Bald eagles were absent from Illinois for over a century until about 40 years ago when a few pairs nested in the state.  Their numbers have increased in the ensuing years, and they now nest in many counties within the state. Recently, I had the opportunity to view a sight likely not seen in Macoupin County for well over a century.  Two mature bald eagles were sitting on utility poles adjacent to the highway east of town.
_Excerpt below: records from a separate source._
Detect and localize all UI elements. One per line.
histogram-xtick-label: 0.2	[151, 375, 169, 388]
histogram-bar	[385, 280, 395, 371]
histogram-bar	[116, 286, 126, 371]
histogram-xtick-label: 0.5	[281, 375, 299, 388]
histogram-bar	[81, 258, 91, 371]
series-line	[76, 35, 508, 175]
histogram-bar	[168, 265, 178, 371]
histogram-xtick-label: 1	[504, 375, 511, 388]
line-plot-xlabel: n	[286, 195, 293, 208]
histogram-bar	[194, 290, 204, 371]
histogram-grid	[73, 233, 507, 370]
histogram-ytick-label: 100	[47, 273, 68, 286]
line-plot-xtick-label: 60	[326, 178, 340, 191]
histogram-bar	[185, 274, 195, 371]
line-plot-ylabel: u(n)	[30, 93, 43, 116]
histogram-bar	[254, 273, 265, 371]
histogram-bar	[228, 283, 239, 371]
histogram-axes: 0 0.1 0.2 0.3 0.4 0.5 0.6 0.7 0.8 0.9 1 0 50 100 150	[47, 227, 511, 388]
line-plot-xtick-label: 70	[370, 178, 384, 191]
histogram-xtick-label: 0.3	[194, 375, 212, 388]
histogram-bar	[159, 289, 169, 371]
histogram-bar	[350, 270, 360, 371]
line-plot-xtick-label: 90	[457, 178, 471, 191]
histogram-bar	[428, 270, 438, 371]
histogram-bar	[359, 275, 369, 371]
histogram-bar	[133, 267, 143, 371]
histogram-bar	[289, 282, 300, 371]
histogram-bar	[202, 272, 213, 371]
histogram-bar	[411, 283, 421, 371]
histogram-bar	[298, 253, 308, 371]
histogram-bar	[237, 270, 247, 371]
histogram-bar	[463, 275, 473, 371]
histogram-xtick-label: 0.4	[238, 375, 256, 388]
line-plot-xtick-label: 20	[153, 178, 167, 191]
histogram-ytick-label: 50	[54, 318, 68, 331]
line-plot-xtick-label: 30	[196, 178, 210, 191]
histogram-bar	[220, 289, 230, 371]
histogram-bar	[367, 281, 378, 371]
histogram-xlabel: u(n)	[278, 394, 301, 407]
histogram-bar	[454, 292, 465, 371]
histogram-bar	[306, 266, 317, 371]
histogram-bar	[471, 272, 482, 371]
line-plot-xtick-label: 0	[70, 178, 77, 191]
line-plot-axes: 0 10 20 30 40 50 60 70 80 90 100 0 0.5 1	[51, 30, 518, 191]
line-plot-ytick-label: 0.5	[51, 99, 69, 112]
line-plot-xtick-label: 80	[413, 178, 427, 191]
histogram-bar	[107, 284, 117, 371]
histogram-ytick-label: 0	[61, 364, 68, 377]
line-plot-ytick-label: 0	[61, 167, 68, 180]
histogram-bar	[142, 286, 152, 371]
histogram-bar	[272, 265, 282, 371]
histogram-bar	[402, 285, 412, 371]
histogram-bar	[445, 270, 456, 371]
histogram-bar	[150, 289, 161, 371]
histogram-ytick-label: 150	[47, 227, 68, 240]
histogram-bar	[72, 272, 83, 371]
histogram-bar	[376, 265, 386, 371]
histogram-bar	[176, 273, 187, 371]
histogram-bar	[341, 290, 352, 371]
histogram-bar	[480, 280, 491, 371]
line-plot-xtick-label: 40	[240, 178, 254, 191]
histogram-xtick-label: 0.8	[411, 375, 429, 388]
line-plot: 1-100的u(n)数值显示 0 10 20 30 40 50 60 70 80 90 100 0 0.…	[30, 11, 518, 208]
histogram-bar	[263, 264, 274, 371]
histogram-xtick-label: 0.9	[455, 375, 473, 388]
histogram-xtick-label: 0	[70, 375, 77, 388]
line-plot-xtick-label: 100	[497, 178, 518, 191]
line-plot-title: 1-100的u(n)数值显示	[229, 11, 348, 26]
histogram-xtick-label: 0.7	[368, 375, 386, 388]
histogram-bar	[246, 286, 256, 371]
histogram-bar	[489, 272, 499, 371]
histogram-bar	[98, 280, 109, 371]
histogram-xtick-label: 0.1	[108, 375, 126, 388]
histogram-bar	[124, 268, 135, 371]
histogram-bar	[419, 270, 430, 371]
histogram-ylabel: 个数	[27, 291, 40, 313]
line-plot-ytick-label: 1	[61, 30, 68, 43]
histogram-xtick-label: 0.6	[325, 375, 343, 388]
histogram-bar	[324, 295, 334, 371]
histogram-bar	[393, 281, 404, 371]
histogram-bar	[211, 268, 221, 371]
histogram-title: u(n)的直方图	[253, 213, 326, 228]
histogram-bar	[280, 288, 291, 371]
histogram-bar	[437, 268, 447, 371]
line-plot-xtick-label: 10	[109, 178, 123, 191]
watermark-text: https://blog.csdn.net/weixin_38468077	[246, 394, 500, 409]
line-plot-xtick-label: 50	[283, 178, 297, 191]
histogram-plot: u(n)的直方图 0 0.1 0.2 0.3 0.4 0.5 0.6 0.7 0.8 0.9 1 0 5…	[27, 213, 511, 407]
One of the most encouraging and significant developments over the last sixty years has been the formation of numerous conservation groups and the increasing role of volunteers.  There are few parts of the state that do not have one or more groups.  Most have a local or regional focus, but all are involved in preserving, restoring, and creating communities of plants and animals.  Their work has made multitudes keenly aware of another fact; if you want to keep nature, it takes work.  Their efforts are proving that progress can be made in bringing nature back to the Prairie State.

Author bio: William McClain is the former Natural Areas Stewardship Program Manager for the Illinois Department of Natural Resources’ Division of Natural Heritage.  He is an Adjunct Research Associate in Botany at the Illinois State Museum and a member of the Illinois Nature Preserves Commission.

This article was originally published in the Summer 2018 issue of Illinois Audubon magazine.  It is reprinted here with the permission of the author and the magazine.

CLIFFTOP, a local nonprofit organization, is focused on preserving and protecting area blufflands.

A version of this article appeared in the October 5, 2018 edition of the Monroe County Independent.